Reporting to the Chief Quality and Clinical Informatics Officer, the AVP of Quality is responsible for the clinical quality and patient safety outcomes of LRH’s patients within the hospital, the ambulatory outpatient division, and expanding into the community and post-discharge. As a key leader of the Quality Division, this role is accountable for leading an effective quality program focused on continuous improvement, continual readiness, quality reporting and measures, and a culture of high reliability and safety. Responsible for population health objectives and managing the efforts to move LRH toward a value-based payment environment, and for developing population health capabilities to support system strategies that will improve the health of the Lakeland community. Direct reports to this position include the Director of Clinical Quality & Performance Improvement and the Director of Strategic Quality Performance. The team also includes the Manager of Accreditation, and the Manager of Quality & Population Health, and a total staff of approximately 23 individuals.
Primary Responsibilities
- People at the Heart of All We Do
- Communicates appropriately with patients, families, team members, and our community in a manner that treasures all people as uniquely created.
- Ensures patients and families have the best possible experiences across the continuum of care.
- Fosters an inclusive and engaged environment through teamwork and collaboration.
- Safety and Performance Improvement
- Behaves in a mindful manner focused on self, patient, visitor, and team safety.
- Demonstrates accountability and commitment to quality work.
- Participates actively in process improvement and adoption of standard work.
- Stewardship
- Demonstrates responsible use of LRH’s resources including people, finances, equipment and facilities.
- Knows and adheres to organizational and department policies and procedures.
- Standard Work
- Identifies ideas, actions, and processes to improve quality, reduce risk, and improve patient safety. Incorporates quality and patient safety into organizational processes and systems. Reviews the quality metrics and measurement categories, analyzes findings, plans improvement actions, and makes recommendations for improvement efforts. Leads the advancement of a successful culture of patient safety and quality.
- Develops and maintains effective working relationships among administrative leaders and medical staff necessary to carry out the goals and objectives for the organizations Quality and Safety program.
- Leads the Infection Prevention department, overseeing the organization’s infection prevention program, including the design, implementation and monitoring of the effectiveness of the program.
- Leads the Clinical Quality Consultant team to implement quality improvement action plans and drive accountability within the Medical Center.
- Oversees the Medical Staff Quality Function, serving as a key organizer and participant in the Quality Improvement Committee of the Medical Staff. Ensures provider quality monitoring is completed and applied to support credentialing efforts, but more importantly drives performance improvement by physicians.
- Designs and executes the organization’s Continual Readiness program for Joint Commission, ensuring the organization is prepared and overseeing any regulatory accreditation visits.
- Manages the organization’s readmission program, designing care management efforts to effectively reduce unnecessary readmissions to the medical center to achieve desired outcomes within the CMS HRRP program.
- Leads or is a key participant in operational groups that address activities related to value-based contracts.
- Partners with health system management to help lead the Quality strategies and measurements in our growing Ambulatory division for programs such as the Merit-Based Incentive Payment System (MIPS).

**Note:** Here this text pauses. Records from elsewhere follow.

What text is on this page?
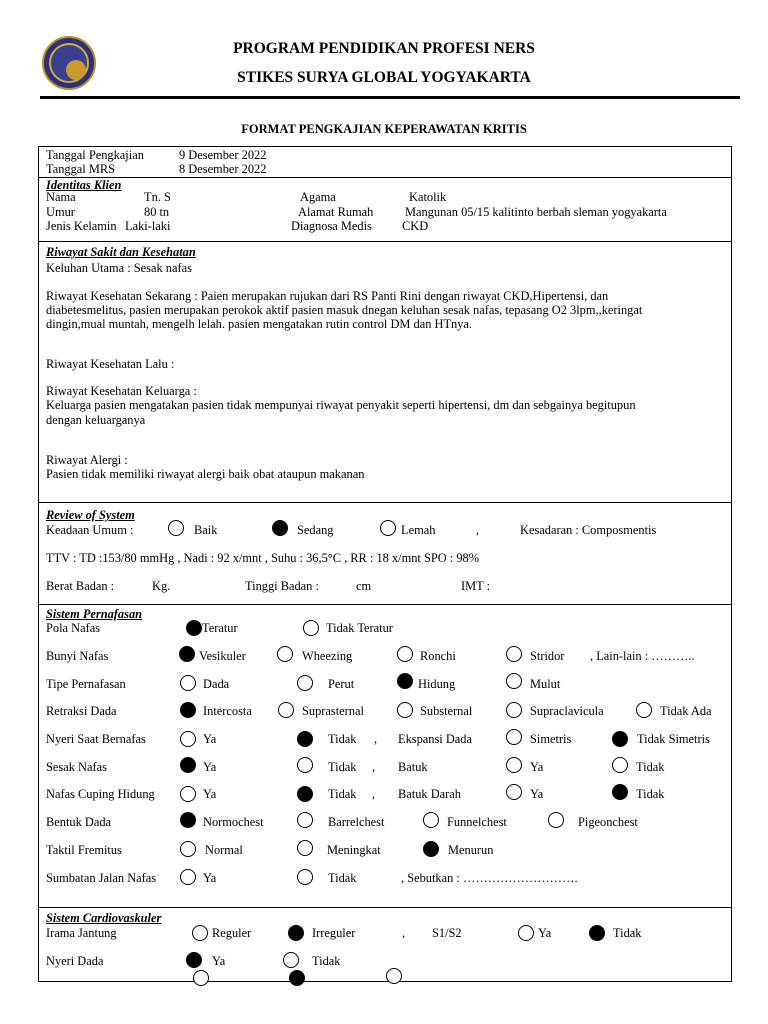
PROGRAM PENDIDIKAN PROFESI NERS
STIKES SURYA GLOBAL YOGYAKARTA
FORMAT PENGKAJIAN KEPERAWATAN KRITIS
Tanggal Pengkajian	9 Desember 2022
Tanggal MRS	8 Desember 2022
Identitas Klien
Nama	Tn. S	Agama	Katolik
Umur	80 tn	Alamat Rumah	Mangunan 05/15 kalitinto berbah sleman yogyakarta
Jenis Kelamin Laki-laki	Diagnosa Medis CKD
Riwayat Sakit dan Kesehatan
Keluhan Utama : Sesak nafas
Riwayat Kesehatan Sekarang : Paien merupakan rujukan dari RS Panti Rini dengan riwayat CKD,Hipertensi, dan
diabetesmelitus, pasien merupakan perokok aktif pasien masuk dnegan keluhan sesak nafas, tepasang O2 3lpm,,keringat
dingin,mual muntah, mengelh lelah. pasien mengatakan rutin control DM dan HTnya.
Riwayat Kesehatan Lalu :
Riwayat Kesehatan Keluarga :
Keluarga pasien mengatakan pasien tidak mempunyai riwayat penyakit seperti hipertensi, dm dan sebgainya begitupun
dengan keluarganya
Riwayat Alergi :
Pasien tidak memiliki riwayat alergi baik obat ataupun makanan
Review of System
Keadaan Umum :	Baik	Sedang	Lemah	,	Kesadaran : Composmentis
TTV : TD :153/80 mmHg , Nadi : 92 x/mnt , Suhu : 36,5°C , RR : 18 x/mnt SPO : 98%
Berat Badan :	Kg.	Tinggi Badan :	cm	IMT :
Sistem Pernafasan
Pola Nafas	Teratur	Tidak Teratur
Bunyi Nafas	Vesikuler	Wheezing	Ronchi	Stridor , Lain-lain : ………..
Tipe Pernafasan	Dada	Perut	Hidung	Mulut
Retraksi Dada	Intercosta	Suprasternal	Substernal	Supraclavicula	Tidak Ada
Nyeri Saat Bernafas	Ya	Tidak , Ekspansi Dada	Simetris	Tidak Simetris
Sesak Nafas	Ya	Tidak , Batuk	Ya	Tidak
Nafas Cuping Hidung	Ya	Tidak , Batuk Darah	Ya	Tidak
Bentuk Dada	Normochest	Barrelchest	Funnelchest	Pigeonchest
Taktil Fremitus	Normal	Meningkat	Menurun
Sumbatan Jalan Nafas	Ya	Tidak	, Sebutkan : ……………………….
Sistem Cardiovaskuler
Irama Jantung	Reguler	Irreguler	, S1/S2	Ya	Tidak
Nyeri Dada	Ya	Tidak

- Leads the continuous improvement with the CMS value-based and pay-for-performance programs, quality core measures, patient safety measures, hospital readmissions, hospital acquired conditions, health equity, the Merit-Based Incentive Payment System (MIPS), and the quality rating measurements (e.g. CMS Star Ratings, Leapfrog, Healthgrades).
- Leadership
- Demonstrates accountability for strategic programs and service delivery within all areas of responsibility to support achievement of organizational priorities.
- Coaches leaders to support career growth and promotion and ability to lead and influence key stakeholders.
- Engages direct leadership team to leverage talent and embrace, sponsor and develop diversity of talent and capabilities.
- Directs and participates in direct leadership team development, performance management and engagement.
- Leads change by communicating a clear vision, influencing and motivating others, and encouraging leaders to take on new opportunities.
- Assists Executive Leadership in the design of a healthy and safe culture that advances organizational, team and individual performance.
Required Qualifications & Experience
- Master’s prepared (required)
- Certified Professional in Healthcare Quality (preferred)
- 10+ years of leadership experience within a healthcare system.
- 5+ years of experience leading quality, performance improvement, and patient safety related functions.
- 5+ years of experience working directly with hospital department managers and staff members (and not just working in a corporate office with minimal involvement at the hospital department level).
- 5+ years of experience assessing, formulating, and implementing all aspects of the Quality/Performance Improvement program (and not just using a program established from a corporate office).
- Preferred: 5+ years of experience as the administrative head of quality for a health system or hospital with the primary and direct responsibility for all quality outcomes and results (and not just a field level position within a multi-site corporate system).